Remember, this binary security is not normally distributed in its payoffs. It skews the distributions of Goldman's outcomes. When it is small, it doesn't matter. Remember college statistics? A large collection of binary outcomes converges to a normal distribution. But, if you don't have enough, or some are too large, you need to build in cushion because the distribution of possible outcomes isn't normal.
The problem just gets worse as the size of the trade increases. So, I'm Congress. I want to buy protection against a 10% GDP drop. I need, say, $1.4 trillion of exposure. This would "cost" a very large amount. In fact, this simply means (to make sure there's no credit risk) Congress needs a trust fund (that politicians can't touch!) with 10% of GDP sitting in it. Earning nothing but T-Bill returns.
So, what does this mean for regulatory reform? Regulatory costs certainly can be no less costly than the actual cash cost of the protection. Regulatory reform will be costly to implement, probably not particularly efficient, etc. Therefore, to protect against a 10% drop in US GDP with regulations will "cost" at least 10% of GDP. I'd imagine we'd all prefer that 10% or more as a productive part of the economy.
There's a few points I'd want to say are complicating here and most of them are related to the protection provider:
ReplyDelete(a) I've made this argument in the past about deposit insurance, but what the argument shows is that it's a losing proposition for any private party to try to write crash insurance -- it's why only the government can be the FDIC.
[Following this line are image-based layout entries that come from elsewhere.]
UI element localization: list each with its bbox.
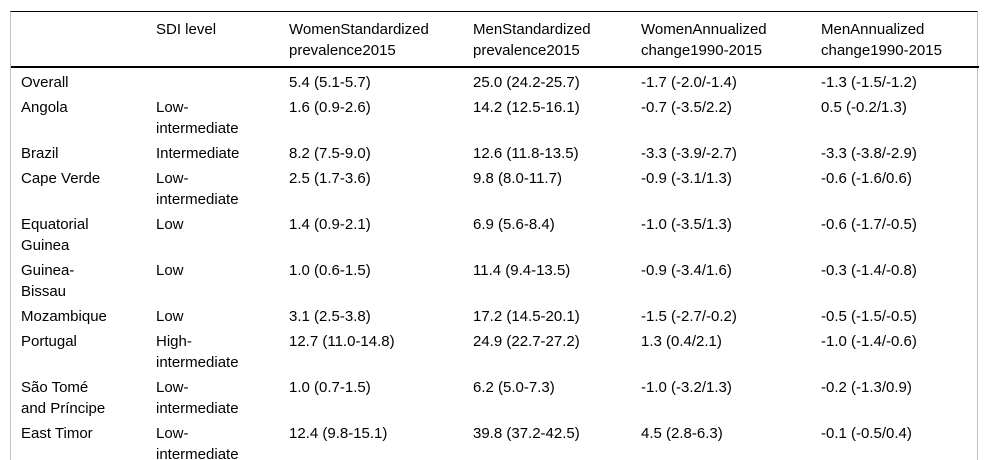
- cell-women-standardized: 12.4 (9.8-15.1): [289, 425, 388, 442]
- cell-men-standardized: 24.9 (22.7-27.2): [473, 333, 580, 350]
- prevalence-table: SDI level WomenStandardized prevalence20…: [11, 12, 979, 460]
- cell-men-annualized: -0.3 (-1.4/-0.8): [821, 262, 917, 279]
- column-header-women-annualized-change: WomenAnnualized change1990-2015: [641, 12, 821, 68]
- cell-sdi-level: High- intermediate: [156, 333, 239, 371]
- table-row: East Timor Low- intermediate 12.4 (9.8-1…: [11, 421, 979, 460]
- cell-men-standardized: 25.0 (24.2-25.7): [473, 74, 580, 91]
- cell-women-annualized: -0.7 (-3.5/2.2): [641, 99, 732, 116]
- cell-men-standardized: 6.2 (5.0-7.3): [473, 379, 555, 396]
- cell-women-standardized: 2.5 (1.7-3.6): [289, 170, 371, 187]
- cell-men-standardized: 39.8 (37.2-42.5): [473, 425, 580, 442]
- cell-sdi-level: Intermediate: [156, 145, 240, 162]
- cell-women-standardized: 1.0 (0.6-1.5): [289, 262, 371, 279]
- table-header: SDI level WomenStandardized prevalence20…: [11, 12, 979, 68]
- cell-men-standardized: 12.6 (11.8-13.5): [473, 145, 579, 162]
- header-row: SDI level WomenStandardized prevalence20…: [11, 12, 979, 68]
- cell-country: Overall: [21, 74, 69, 91]
- cell-country: Portugal: [21, 333, 77, 350]
- cell-women-annualized: -1.5 (-2.7/-0.2): [641, 308, 737, 325]
- table-row: Overall 5.4 (5.1-5.7) 25.0 (24.2-25.7) -…: [11, 67, 979, 95]
- cell-country: East Timor: [21, 425, 93, 442]
- cell-men-annualized: -0.1 (-0.5/0.4): [821, 425, 912, 442]
- cell-men-annualized: -1.3 (-1.5/-1.2): [821, 74, 917, 91]
- cell-country: Mozambique: [21, 308, 107, 325]
- cell-sdi-level: Low- intermediate: [156, 425, 239, 460]
- column-header-men-standardized-prevalence: MenStandardized prevalence2015: [473, 12, 641, 68]
- cell-women-standardized: 1.6 (0.9-2.6): [289, 99, 371, 116]
- cell-women-annualized: -1.0 (-3.5/1.3): [641, 216, 732, 233]
- cell-men-standardized: 11.4 (9.4-13.5): [473, 262, 571, 279]
- cell-women-standardized: 1.4 (0.9-2.1): [289, 216, 371, 233]
- cell-country: Equatorial Guinea: [21, 216, 89, 254]
- table-row: Portugal High- intermediate 12.7 (11.0-1…: [11, 329, 979, 375]
- cell-women-annualized: 4.5 (2.8-6.3): [641, 425, 723, 442]
- cell-men-standardized: 9.8 (8.0-11.7): [473, 170, 562, 187]
- table-body: Overall 5.4 (5.1-5.7) 25.0 (24.2-25.7) -…: [11, 67, 979, 460]
- column-header-women-standardized-prevalence: WomenStandardized prevalence2015: [289, 12, 473, 68]
- cell-men-annualized: -0.2 (-1.3/0.9): [821, 379, 912, 396]
- column-header-men-annualized-change: MenAnnualized change1990-2015: [821, 12, 979, 68]
- cell-women-annualized: 1.3 (0.4/2.1): [641, 333, 722, 350]
- table-row: São Tomé and Príncipe Low- intermediate …: [11, 375, 979, 421]
- prevalence-table-container: SDI level WomenStandardized prevalence20…: [10, 11, 979, 460]
- cell-men-standardized: 17.2 (14.5-20.1): [473, 308, 580, 325]
- table-row: Mozambique Low 3.1 (2.5-3.8) 17.2 (14.5-…: [11, 304, 979, 329]
- cell-sdi-level: Low: [156, 262, 184, 279]
- column-header-sdi-level: SDI level: [156, 12, 289, 68]
- cell-women-annualized: -0.9 (-3.1/1.3): [641, 170, 732, 187]
- cell-sdi-level: Low: [156, 216, 184, 233]
- cell-women-standardized: 3.1 (2.5-3.8): [289, 308, 371, 325]
- cell-men-standardized: 14.2 (12.5-16.1): [473, 99, 580, 116]
- cell-men-annualized: -0.6 (-1.6/0.6): [821, 170, 912, 187]
- cell-men-standardized: 6.9 (5.6-8.4): [473, 216, 555, 233]
- cell-sdi-level: Low- intermediate: [156, 379, 239, 417]
- cell-men-annualized: -3.3 (-3.8/-2.9): [821, 145, 917, 162]
- table-row: Equatorial Guinea Low 1.4 (0.9-2.1) 6.9 …: [11, 212, 979, 258]
- cell-women-annualized: -1.0 (-3.2/1.3): [641, 379, 732, 396]
- cell-sdi-level: Low: [156, 308, 184, 325]
- cell-men-annualized: -0.6 (-1.7/-0.5): [821, 216, 917, 233]
- table-row: Cape Verde Low- intermediate 2.5 (1.7-3.…: [11, 166, 979, 212]
- cell-women-annualized: -3.3 (-3.9/-2.7): [641, 145, 737, 162]
- cell-country: Angola: [21, 99, 68, 116]
- cell-country: São Tomé and Príncipe: [21, 379, 106, 417]
- cell-men-annualized: 0.5 (-0.2/1.3): [821, 99, 907, 116]
- column-header-country: [11, 12, 156, 68]
- cell-country: Guinea- Bissau: [21, 262, 75, 300]
- cell-women-standardized: 8.2 (7.5-9.0): [289, 145, 371, 162]
- cell-women-annualized: -0.9 (-3.4/1.6): [641, 262, 732, 279]
- table-row: Brazil Intermediate 8.2 (7.5-9.0) 12.6 (…: [11, 141, 979, 166]
- cell-country: Cape Verde: [21, 170, 101, 187]
- cell-men-annualized: -1.0 (-1.4/-0.6): [821, 333, 917, 350]
- cell-sdi-level: [156, 67, 289, 95]
- cell-women-standardized: 1.0 (0.7-1.5): [289, 379, 371, 396]
- cell-country: Brazil: [21, 145, 59, 162]
- cell-women-standardized: 12.7 (11.0-14.8): [289, 333, 395, 350]
- cell-sdi-level: Low- intermediate: [156, 170, 239, 208]
- cell-men-annualized: -0.5 (-1.5/-0.5): [821, 308, 917, 325]
- cell-women-annualized: -1.7 (-2.0/-1.4): [641, 74, 737, 91]
- cell-women-standardized: 5.4 (5.1-5.7): [289, 74, 371, 91]
- table-row: Angola Low- intermediate 1.6 (0.9-2.6) 1…: [11, 95, 979, 141]
- table-row: Guinea- Bissau Low 1.0 (0.6-1.5) 11.4 (9…: [11, 258, 979, 304]
- cell-sdi-level: Low- intermediate: [156, 99, 239, 137]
(b) I'm not sure I grant that regulatory costs must be as expensive as the cost of protection. It's not obvious to me that we're not in a situation more analogous to Chubb masterpiece policies here -- cheaper to reinforce your windows than charge a higher premium for the risk. If what we're talking about is securing pool enclosures I'm disinclined to dismiss regulation so easily.
(not to say I'm broadly in favor, necessarily -- just that regulations need to be judged good or bad in terms of what they actually are)
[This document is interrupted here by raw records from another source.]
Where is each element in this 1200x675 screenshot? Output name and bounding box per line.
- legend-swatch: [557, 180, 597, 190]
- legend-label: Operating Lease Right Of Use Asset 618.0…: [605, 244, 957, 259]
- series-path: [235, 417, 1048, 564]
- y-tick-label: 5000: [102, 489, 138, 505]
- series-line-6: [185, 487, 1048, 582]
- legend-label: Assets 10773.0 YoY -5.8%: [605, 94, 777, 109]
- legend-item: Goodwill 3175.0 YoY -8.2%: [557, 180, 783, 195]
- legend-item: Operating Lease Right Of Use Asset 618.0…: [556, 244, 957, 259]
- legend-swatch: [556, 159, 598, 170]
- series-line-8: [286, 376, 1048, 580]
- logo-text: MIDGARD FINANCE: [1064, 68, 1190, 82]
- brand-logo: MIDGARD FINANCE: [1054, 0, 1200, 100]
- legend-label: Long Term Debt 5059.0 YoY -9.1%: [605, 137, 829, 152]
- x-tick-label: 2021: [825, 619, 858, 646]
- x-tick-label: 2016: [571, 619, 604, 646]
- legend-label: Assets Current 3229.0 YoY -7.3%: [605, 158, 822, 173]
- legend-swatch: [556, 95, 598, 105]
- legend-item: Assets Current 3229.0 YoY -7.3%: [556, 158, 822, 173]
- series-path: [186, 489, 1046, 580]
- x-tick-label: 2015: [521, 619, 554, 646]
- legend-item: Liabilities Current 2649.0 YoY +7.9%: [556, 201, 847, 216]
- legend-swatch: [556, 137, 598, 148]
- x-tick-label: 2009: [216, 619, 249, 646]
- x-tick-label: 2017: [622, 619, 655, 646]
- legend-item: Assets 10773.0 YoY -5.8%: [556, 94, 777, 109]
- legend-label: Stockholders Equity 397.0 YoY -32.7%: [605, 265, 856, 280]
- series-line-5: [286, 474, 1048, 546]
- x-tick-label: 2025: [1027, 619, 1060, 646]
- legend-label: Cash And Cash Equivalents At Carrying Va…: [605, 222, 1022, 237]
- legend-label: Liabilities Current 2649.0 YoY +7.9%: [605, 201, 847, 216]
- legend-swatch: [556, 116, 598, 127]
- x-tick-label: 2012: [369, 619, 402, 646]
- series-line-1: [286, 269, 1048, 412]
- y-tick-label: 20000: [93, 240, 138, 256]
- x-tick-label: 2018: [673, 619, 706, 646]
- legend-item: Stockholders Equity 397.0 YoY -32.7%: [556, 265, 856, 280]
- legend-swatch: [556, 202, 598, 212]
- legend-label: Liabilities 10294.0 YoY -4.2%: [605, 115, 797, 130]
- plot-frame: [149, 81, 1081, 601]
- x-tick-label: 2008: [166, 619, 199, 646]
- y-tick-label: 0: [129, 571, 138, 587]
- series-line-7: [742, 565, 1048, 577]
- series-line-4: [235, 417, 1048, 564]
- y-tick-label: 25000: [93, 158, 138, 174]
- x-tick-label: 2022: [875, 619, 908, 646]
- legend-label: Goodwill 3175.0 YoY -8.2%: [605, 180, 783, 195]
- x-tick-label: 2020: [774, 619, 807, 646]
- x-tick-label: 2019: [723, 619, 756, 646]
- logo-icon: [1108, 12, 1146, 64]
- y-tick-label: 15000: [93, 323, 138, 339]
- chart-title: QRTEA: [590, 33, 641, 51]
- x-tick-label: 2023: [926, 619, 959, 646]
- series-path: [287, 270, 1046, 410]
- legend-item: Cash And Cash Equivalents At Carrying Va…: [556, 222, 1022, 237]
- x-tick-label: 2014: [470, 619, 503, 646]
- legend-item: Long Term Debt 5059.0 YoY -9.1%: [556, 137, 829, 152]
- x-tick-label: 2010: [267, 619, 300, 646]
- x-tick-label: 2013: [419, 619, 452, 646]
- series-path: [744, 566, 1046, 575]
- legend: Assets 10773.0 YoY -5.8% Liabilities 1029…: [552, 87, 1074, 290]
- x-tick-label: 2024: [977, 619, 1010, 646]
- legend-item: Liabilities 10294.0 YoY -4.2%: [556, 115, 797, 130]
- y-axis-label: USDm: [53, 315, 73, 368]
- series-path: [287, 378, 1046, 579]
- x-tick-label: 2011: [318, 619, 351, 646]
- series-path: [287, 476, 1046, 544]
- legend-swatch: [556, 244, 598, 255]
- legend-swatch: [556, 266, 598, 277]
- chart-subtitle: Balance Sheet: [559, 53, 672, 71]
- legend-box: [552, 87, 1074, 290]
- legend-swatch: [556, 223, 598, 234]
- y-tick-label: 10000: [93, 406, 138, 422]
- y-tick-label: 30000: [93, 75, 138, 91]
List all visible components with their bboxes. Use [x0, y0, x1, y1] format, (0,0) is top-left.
(c) "T-bill returns" is a bit the giveaway, though, isn't it? If we thought there was a compelling governmental reason to offer crash insurance we'd be like Citizens in Florida and price in a way we thought was actuarially fair (though ideally with some margin for safety). Congress certainly doesn't need to collateralize an obligation like this as they can just print more money. In fact, since the bog-standard monetarist response to financial crisis would be to print more money it might make sense to do this automatically -- the fed could sell these binary puts with the expectation that they'd be paid with printed money if they ever required payment. Increasing the money supply by 10% of GDP would be a big deal but justified in the situation and at a 5% premium there probably wouldn't be buyers in that size. I could imagine 1% of GDP pretty easily but that's a totally reasonable number.
In other news, hi! Dennis from QVT here -- how's the world?